Throughout that livelong night, the thunder roared and rolled incessantly, and from moment to moment the whole firmament seemed to yawn asunder, showing its inner vaults, sheeted with living and coruscant fire, while ever and anon long, arrowy, forked tongues, of incandescent brightness, darted down from the zenith, cleaving the massive storm-clouds with a crash that made the whole earth reel and shudder.

Never, within the memory of man, had such a storm been known at that season of the year. Huge branches, larger than trees of ordinary size, were rent from the gigantic oaks by the mere force of the hurricane, and whirled away like straws before its fury. The rain fell not in drops or showers, but in vast sheeted columns. The rills were swollen into rivers, the rivers covered the lowland meadows, expanded into very seas. Houses were unroofed, steeples and chimneys hurled in ruin to the earth, cattle were killed in the open fields, unscathed by lightning, by the mere weight of the storm.

Yet through that awful turmoil of the elements, which kept men waking, and bold hearts trembling from the Land’s End to Cape Wrath, Jasper St. Aubyn slept as calmly as an infant, with his head pillowed on the soft bosom of his innocent and lovely wife.
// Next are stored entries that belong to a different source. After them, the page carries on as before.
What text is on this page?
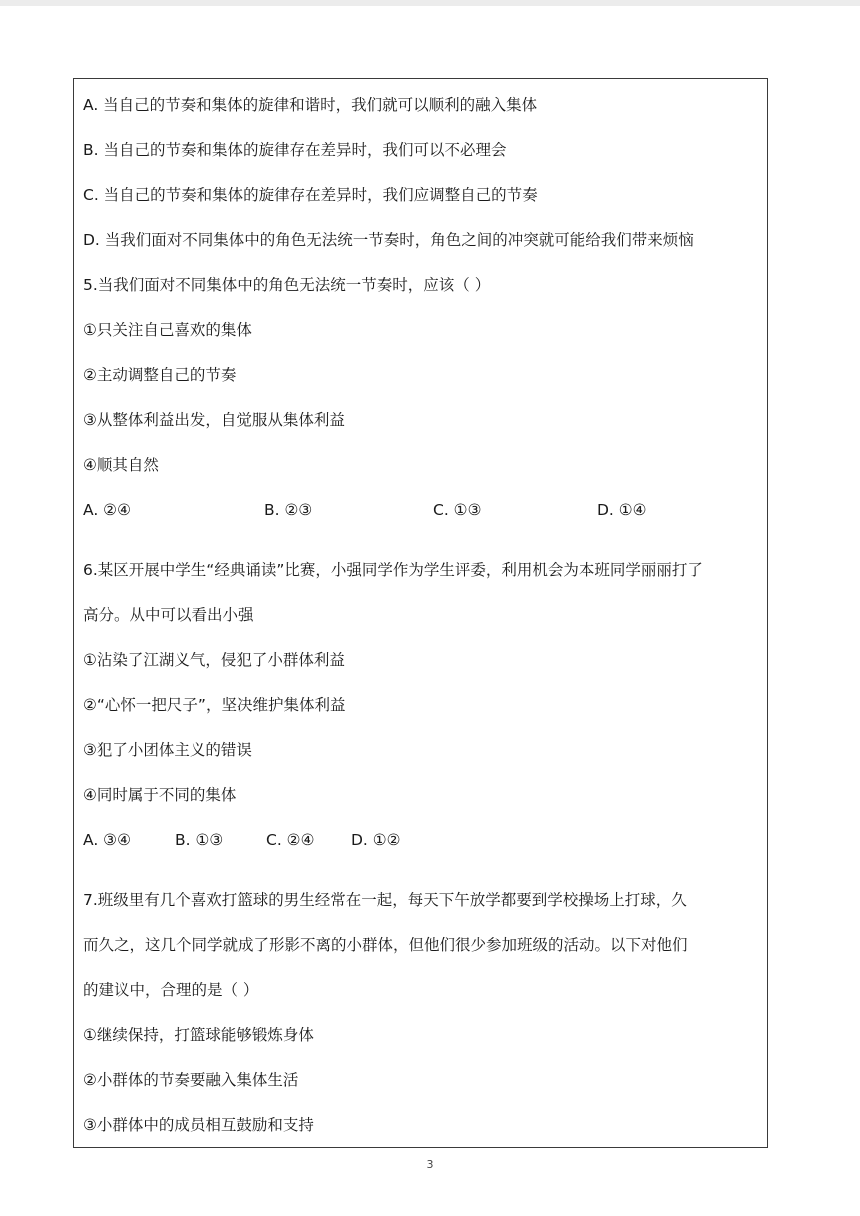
A. 当自己的节奏和集体的旋律和谐时，我们就可以顺利的融入集体
B. 当自己的节奏和集体的旋律存在差异时，我们可以不必理会
C. 当自己的节奏和集体的旋律存在差异时，我们应调整自己的节奏
D. 当我们面对不同集体中的角色无法统一节奏时，角色之间的冲突就可能给我们带来烦恼
5.当我们面对不同集体中的角色无法统一节奏时，应该（ ）
①只关注自己喜欢的集体
②主动调整自己的节奏
③从整体利益出发，自觉服从集体利益
④顺其自然
A. ②④	B. ②③	C. ①③	D. ①④
6.某区开展中学生“经典诵读”比赛，小强同学作为学生评委，利用机会为本班同学丽丽打了
高分。从中可以看出小强
①沾染了江湖义气，侵犯了小群体利益
②“心怀一把尺子”，坚决维护集体利益
③犯了小团体主义的错误
④同时属于不同的集体
A. ③④	B. ①③	C. ②④ D. ①②
7.班级里有几个喜欢打篮球的男生经常在一起，每天下午放学都要到学校操场上打球，久
而久之，这几个同学就成了形影不离的小群体，但他们很少参加班级的活动。以下对他们
的建议中，合理的是（ ）
①继续保持，打篮球能够锻炼身体
②小群体的节奏要融入集体生活
③小群体中的成员相互鼓励和支持
3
And she, though the tempest roared around, and the thunder crashed above her, so that she could not close an eye in sleep; though she believed that to-morrow she was about to fly from her native land, her home, never, perhaps, to see them more; though she looked forward to a life of toil and wandering, of hardship, and of peril as an exile’s wife, perhaps to a death of horror, as a traitor’s confederate, she blessed God with a grateful heart, that he had restored to her her husband’s love, and watched that dear sleeper, dreaming a waking dream of perfect happiness.
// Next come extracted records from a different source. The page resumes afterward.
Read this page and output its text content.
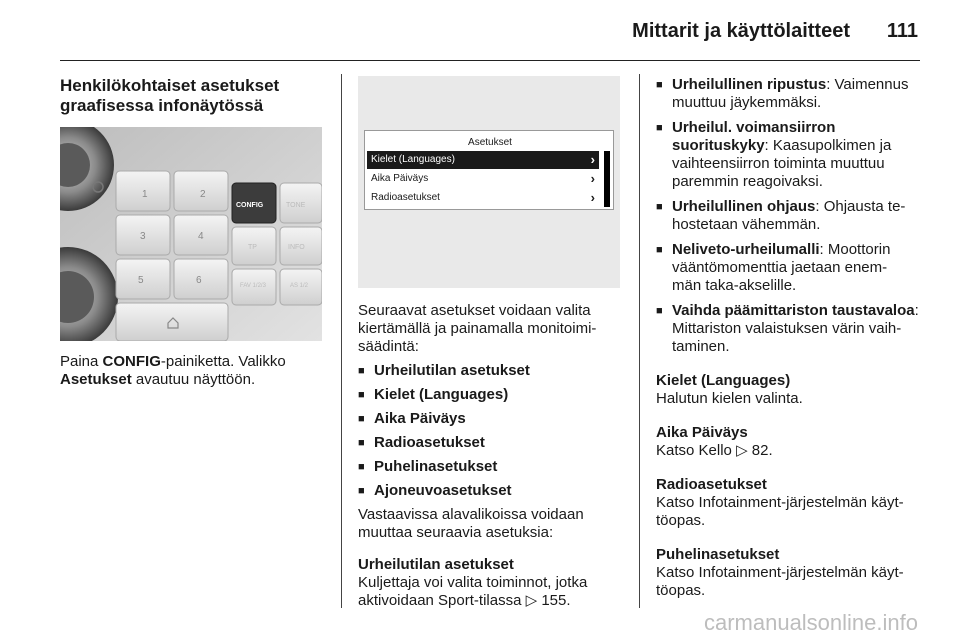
Mittarit ja käyttölaitteet 111
Henkilökohtaiset asetukset
graafisessa infonäytössä
1	2
3	4
5	6
CONFIG	TONE
TP	INFO
FAV 1/2/3	AS 1/2
Paina CONFIG-painiketta. Valikko
Asetukset avautuu näyttöön.
Asetukset
Kielet (Languages)	›
Aika Päiväys	›
Radioasetukset	›
Seuraavat asetukset voidaan valita
kiertämällä ja painamalla monitoimi-
säädintä:
■ Urheilutilan asetukset
■ Kielet (Languages)
■ Aika Päiväys
■ Radioasetukset
■ Puhelinasetukset
■ Ajoneuvoasetukset
Vastaavissa alavalikoissa voidaan
muuttaa seuraavia asetuksia:
Urheilutilan asetukset
Kuljettaja voi valita toiminnot, jotka
aktivoidaan Sport-tilassa ▷ 155.
■ Urheilullinen ripustus: Vaimennus
muuttuu jäykemmäksi.
■ Urheilul. voimansiirron
suorituskyky: Kaasupolkimen ja
vaihteensiirron toiminta muuttuu
paremmin reagoivaksi.
■ Urheilullinen ohjaus: Ohjausta te-
hostetaan vähemmän.
■ Neliveto-urheilumalli: Moottorin
vääntömomenttia jaetaan enem-
män taka-akselille.
■ Vaihda päämittariston taustavaloa:
Mittariston valaistuksen värin vaih-
taminen.
Kielet (Languages)
Halutun kielen valinta.
Aika Päiväys
Katso Kello ▷ 82.
Radioasetukset
Katso Infotainment-järjestelmän käyt-
töopas.
Puhelinasetukset
Katso Infotainment-järjestelmän käyt-
töopas.
carmanualsonline.info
But him no dreams, either sleeping or waking, disturbed from his heavy stupor, or diverted from his hellish purpose. So resolute, so iron-like in its unbending pertinacity was that young, boyish mind, that having once resolved upon his action, not all the terrors of heaven or of hell could have turned him from it.

There lay beneath one roof, on one marriage bed, ay, clasped in one embrace, the resolved murderer, and his unconscious victim. And he had tasted the honey of her lips, had fondled, had caressed her to the last, had sunk to sleep, lulled by the sweet, low voice of her who, if his power should mate his will, would never look upon a second morrow.

And here, let no one say such things cannot be, save in the fancy of the rhapsodist or the romancer; such things are impossible—for not only is there nothing under the sun impossible to human power, or beyond the aim of human wickedness, but such things are and have been, and will be again, so long as human passion exists uncontrolled by principle.

Such things have been among ourselves, and in our own day, as he who writes has seen, and many of those who read must needs remember—and such things were that night at Widecomb.

With the first dappling of the dawn, the rage of the elements sunk into rest, the winds sighed themselves to sleep, the pelting torrents melted into a soft, gray mist; only the roar of the distant waters, mellowed into a strange fitful murmur, was heard in the general tranquillity which followed the loud uproar.

Wearied with her involuntary watching, Theresa fell asleep also, still clasping in her fond arms the miserable, guilty thing which she had sworn so fatally, and kept her vow so faithfully, to love, honor, and obey.

When the sun rose, the wretched man awoke from his deep and dreamless deep; and as his eye fell on that innocent, sweet face, calm as an infant’s, and serene, though full of deep thoughts and pure affections, he did start, he did shudder, for one second’s space—perhaps for that fleeting point of time, he doubted. But if it were so, he nerved himself again almost without an effort, disengaged himself gently from the embrace of her entwined arms, with something that sounded like a smothered curse, and stalked away in sullen gloom, leaving her buried in her last natural slumber.